Publication: Business Day Issued: Date: 2003-05-25 Reporter: Terry CrawfordBrowne Editor:

Offsets Fallacy


Publication  Business Day
Date 2003-05-25
Reporter Terry Crawford-Browne
Web Link www.bday.co.za

 

What possible connection other than transferable offset points that are peddled around the world is there between the purchase of three submarines from Germany and a Chinese container manufacturer at Coega?

The offsets for the submarines alone were originally trumpeted by the late Joe Modise as guaranteed to result in foreign investments and exports worth R30,3bn and to create 16251 jobs (Business Day, November 1998).

Offsets for the total arms deal were supposed to amount to R110bn, and to produce 64165 jobs.

Do our cabinet ministers still believe in the tooth fairy? They were gullible and were conned by the notoriously corrupt international armaments industry.

The 1bn Ferrostaal stainless steel plant subsequently morphed into a condom factory. And now even the condom factory is proving a figment of the trade and industry department's imagination.
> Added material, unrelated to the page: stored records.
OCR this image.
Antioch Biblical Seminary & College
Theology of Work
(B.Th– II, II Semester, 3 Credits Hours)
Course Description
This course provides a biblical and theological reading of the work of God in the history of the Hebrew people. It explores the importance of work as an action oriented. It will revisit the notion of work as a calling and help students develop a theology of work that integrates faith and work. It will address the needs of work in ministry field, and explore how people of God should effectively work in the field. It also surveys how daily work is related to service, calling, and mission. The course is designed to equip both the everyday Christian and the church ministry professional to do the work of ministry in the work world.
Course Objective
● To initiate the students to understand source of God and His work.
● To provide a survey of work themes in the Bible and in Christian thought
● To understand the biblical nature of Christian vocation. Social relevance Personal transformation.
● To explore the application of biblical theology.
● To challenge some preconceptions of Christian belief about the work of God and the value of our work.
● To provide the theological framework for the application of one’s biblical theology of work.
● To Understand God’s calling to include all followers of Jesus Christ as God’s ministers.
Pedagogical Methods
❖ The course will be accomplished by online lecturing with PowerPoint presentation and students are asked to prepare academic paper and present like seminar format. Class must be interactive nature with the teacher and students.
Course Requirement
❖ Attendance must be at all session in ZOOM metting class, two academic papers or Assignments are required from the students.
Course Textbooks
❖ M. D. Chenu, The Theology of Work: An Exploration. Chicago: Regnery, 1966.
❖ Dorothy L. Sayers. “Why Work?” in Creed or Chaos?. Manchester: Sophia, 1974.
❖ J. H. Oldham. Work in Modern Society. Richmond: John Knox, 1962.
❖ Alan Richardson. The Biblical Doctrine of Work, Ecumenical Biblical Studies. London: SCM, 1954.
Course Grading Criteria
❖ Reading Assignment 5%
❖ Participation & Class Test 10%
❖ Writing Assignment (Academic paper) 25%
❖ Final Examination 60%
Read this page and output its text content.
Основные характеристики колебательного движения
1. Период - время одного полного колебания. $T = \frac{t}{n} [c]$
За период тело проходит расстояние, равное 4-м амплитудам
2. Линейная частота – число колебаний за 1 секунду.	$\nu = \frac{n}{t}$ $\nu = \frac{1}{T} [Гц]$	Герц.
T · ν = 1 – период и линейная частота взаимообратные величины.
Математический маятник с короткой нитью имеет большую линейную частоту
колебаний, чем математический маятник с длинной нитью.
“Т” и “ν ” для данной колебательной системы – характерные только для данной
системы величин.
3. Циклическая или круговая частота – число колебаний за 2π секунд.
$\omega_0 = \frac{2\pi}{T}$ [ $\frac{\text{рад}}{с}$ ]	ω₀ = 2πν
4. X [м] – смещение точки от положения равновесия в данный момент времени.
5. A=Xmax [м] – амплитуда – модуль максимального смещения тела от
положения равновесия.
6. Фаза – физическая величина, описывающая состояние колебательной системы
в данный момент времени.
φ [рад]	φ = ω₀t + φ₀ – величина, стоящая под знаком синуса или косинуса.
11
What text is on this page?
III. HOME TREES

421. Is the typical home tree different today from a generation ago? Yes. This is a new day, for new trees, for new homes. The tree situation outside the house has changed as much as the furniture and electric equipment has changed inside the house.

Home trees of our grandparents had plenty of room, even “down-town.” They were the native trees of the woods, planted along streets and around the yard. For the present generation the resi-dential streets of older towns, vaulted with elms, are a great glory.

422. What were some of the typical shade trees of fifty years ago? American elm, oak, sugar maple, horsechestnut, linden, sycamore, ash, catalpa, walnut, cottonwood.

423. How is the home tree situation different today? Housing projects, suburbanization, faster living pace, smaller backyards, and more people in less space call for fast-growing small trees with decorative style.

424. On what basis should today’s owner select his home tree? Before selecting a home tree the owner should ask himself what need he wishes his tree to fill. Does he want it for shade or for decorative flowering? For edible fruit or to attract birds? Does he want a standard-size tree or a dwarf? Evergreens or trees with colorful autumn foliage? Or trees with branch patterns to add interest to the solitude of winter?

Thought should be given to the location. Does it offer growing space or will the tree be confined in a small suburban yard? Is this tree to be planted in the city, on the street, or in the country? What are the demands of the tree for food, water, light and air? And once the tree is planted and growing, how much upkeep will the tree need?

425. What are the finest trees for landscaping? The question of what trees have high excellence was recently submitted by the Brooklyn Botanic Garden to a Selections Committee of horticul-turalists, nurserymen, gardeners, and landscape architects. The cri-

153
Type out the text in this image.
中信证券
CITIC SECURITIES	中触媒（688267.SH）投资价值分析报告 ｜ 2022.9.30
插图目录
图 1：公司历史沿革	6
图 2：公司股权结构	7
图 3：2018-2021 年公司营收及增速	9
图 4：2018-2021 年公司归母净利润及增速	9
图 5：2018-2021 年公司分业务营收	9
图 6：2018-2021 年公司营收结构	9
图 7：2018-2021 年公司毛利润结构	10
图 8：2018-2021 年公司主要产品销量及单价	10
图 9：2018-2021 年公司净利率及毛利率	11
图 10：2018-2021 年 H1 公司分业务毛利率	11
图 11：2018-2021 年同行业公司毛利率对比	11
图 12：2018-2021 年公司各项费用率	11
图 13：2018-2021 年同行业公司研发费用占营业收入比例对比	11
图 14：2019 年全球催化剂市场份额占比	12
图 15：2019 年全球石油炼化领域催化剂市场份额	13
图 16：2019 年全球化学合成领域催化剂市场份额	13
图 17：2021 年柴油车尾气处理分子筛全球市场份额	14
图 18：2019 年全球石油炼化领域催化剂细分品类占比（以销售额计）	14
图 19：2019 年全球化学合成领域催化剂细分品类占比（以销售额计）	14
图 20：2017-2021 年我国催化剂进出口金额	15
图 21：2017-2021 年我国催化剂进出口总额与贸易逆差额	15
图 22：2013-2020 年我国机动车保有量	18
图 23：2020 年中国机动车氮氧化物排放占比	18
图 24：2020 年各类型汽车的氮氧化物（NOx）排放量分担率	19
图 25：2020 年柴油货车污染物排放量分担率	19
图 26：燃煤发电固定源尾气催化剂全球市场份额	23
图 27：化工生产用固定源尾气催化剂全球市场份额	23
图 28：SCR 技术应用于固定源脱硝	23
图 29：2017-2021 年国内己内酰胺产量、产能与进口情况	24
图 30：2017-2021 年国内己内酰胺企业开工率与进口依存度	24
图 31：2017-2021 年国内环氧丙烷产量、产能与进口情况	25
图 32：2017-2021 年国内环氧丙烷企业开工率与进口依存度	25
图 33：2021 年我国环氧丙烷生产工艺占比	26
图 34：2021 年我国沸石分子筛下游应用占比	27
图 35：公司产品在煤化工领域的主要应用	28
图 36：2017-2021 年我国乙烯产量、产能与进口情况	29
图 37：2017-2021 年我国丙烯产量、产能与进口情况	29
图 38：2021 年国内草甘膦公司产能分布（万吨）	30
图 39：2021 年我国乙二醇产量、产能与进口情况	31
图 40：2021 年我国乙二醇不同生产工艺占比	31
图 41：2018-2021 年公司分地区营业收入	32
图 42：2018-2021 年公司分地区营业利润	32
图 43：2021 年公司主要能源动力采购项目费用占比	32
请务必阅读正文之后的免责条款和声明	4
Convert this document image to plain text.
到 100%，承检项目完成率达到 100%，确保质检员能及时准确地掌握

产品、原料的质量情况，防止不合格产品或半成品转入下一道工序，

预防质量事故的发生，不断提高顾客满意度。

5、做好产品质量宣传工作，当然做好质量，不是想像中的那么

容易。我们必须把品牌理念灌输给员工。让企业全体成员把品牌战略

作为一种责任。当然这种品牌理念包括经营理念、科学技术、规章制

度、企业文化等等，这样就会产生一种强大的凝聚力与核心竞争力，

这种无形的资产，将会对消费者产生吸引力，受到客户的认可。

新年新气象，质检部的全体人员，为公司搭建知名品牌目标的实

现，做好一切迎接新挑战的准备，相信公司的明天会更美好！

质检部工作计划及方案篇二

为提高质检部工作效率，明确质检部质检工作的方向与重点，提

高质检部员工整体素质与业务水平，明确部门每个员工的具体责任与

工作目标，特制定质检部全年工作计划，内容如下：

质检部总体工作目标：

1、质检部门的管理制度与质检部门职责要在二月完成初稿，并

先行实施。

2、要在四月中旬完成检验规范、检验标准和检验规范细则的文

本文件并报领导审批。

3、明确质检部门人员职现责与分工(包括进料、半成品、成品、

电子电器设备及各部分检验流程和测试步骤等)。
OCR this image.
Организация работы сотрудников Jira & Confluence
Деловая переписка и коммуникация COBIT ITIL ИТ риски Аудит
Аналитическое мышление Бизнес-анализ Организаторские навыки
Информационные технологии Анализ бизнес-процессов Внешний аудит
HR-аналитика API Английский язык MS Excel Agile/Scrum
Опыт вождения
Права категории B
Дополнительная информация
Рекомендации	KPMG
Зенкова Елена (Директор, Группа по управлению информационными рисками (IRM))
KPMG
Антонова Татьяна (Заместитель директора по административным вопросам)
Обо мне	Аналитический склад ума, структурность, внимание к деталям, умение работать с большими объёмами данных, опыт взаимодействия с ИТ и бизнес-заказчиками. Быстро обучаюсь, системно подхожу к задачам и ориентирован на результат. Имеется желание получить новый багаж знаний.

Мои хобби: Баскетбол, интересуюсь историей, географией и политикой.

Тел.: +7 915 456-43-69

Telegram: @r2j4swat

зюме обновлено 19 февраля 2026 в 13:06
Offsets promoted by the department and Armscor were the premise that got SA into the whole arms deal fiasco. Armscor's chairman Ron Haywood said SA would recoup R4 for every R1 spent on armaments.

Academic studies unanimously concur that offsets are inappropriate either for military procurement or economic development.

Nor can offsets be reconciled with the constitutional requirement under section 217 that government procurements be conducted in a "fair, equitable, transparent, competitive and cost-effective" manner.

Even worse than the corruption, the minister of finance in signing the loan agreements that give effect to the arms deal has for 20 years ceded control of SA's economic and financial policies to European banks, governments and the IMF. He has recklessly and irresponsibly put our necks into the noose of "third world debt".

An urgent priority related to cancellation of the arms deal is a total prohibition on offsets.

With acknowledgements to Terry Crawford-Browne and the Business Day.